Yes, it’s a pretty heavy story, to say the least. But it’s a story with so much grace and inspiration. Every year when her memorial comes around, I cannot help but consider the virtue that had been built up in this little girl over her childhood. Like so many saint stories, we see that there is no such thing as virtue that suddenly appears in a given moment. Grace does for sure! But the virtue in the moment is the result of a life of virtuous habits and living faith. The moment tests that virtue, tests that faith, and we see the real character of the person emerge. Clearly this was a girl who was living her life on earth with her heavenly home in mind every day.
We can read stories like this about child saints who lived 100 years ago during a time and place where everyone took for granted the truth of the Church and faith in God, and we can easily think: Such virtue is not possible for my children today. As I think about young Maria, I can’t help but consider my children’s yelling and hitting each other yesterday over rather minor offenses. I think about their disobedience or talking back to me, and sometimes as parents we can get discouraged. Will they ever rise above these reactions and bad behaviors?
But then I consider my own story, the big story, and God’s overwhelming grace and promises poured out over them at their baptisms. And I have faith. In God’s big story, we are all on different timelines, and nothing is wasted. Every planted seed aimed at growing virtue will reap a harvest. When will we see it? God only knows. But remember that the best part of Maria’s story is the part about the aggressor. Yes, it is hard to imagine a dying little girl forgiving her violent attacker; but it is harder for me to imagine that young man who stabbed her to death having a conversion of heart, being able to accept God’s forgiveness and come to the end of his life at peace and restored. Alessandro’s story gives me faith to weather any amount of lacking virtue in my own children. If God can do that in his life, then he can do anything and redeem anything.

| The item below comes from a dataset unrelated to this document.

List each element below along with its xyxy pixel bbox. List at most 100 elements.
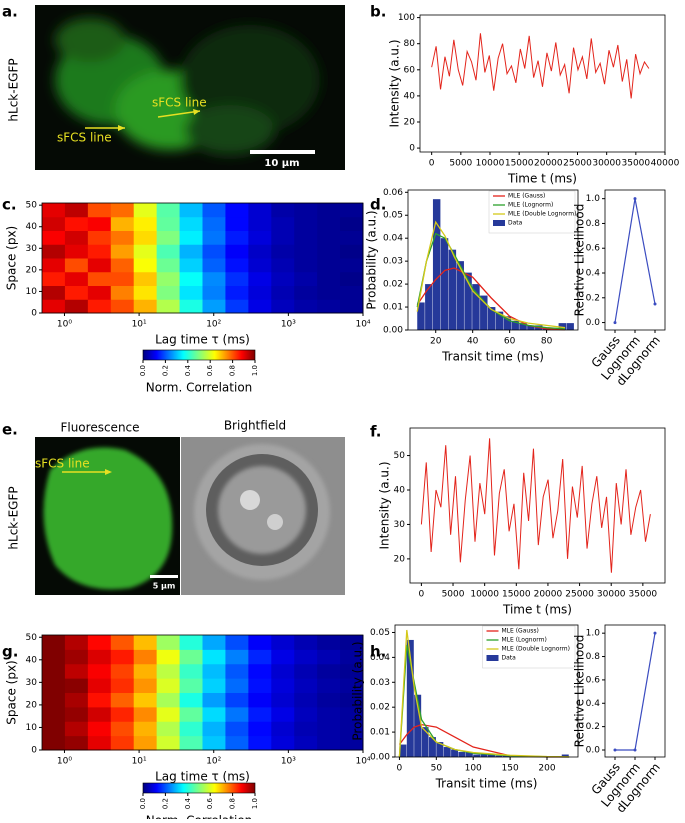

We may have children at any point on the spectrums of virtues and vices. But we parents can have great faith in the promises of God for our children and their unique paths toward virtue, toward holiness, toward heaven. He’s got them in his hands; he’s running after them all of their days. They are capable of being moved by the Holy Spirit. We are here to help them to virtue, to plant those seeds with daily grace, to lift them up and remind them of the greatness for which God created them — to know him, love him, and serve him in this life and to be happy with him in the next.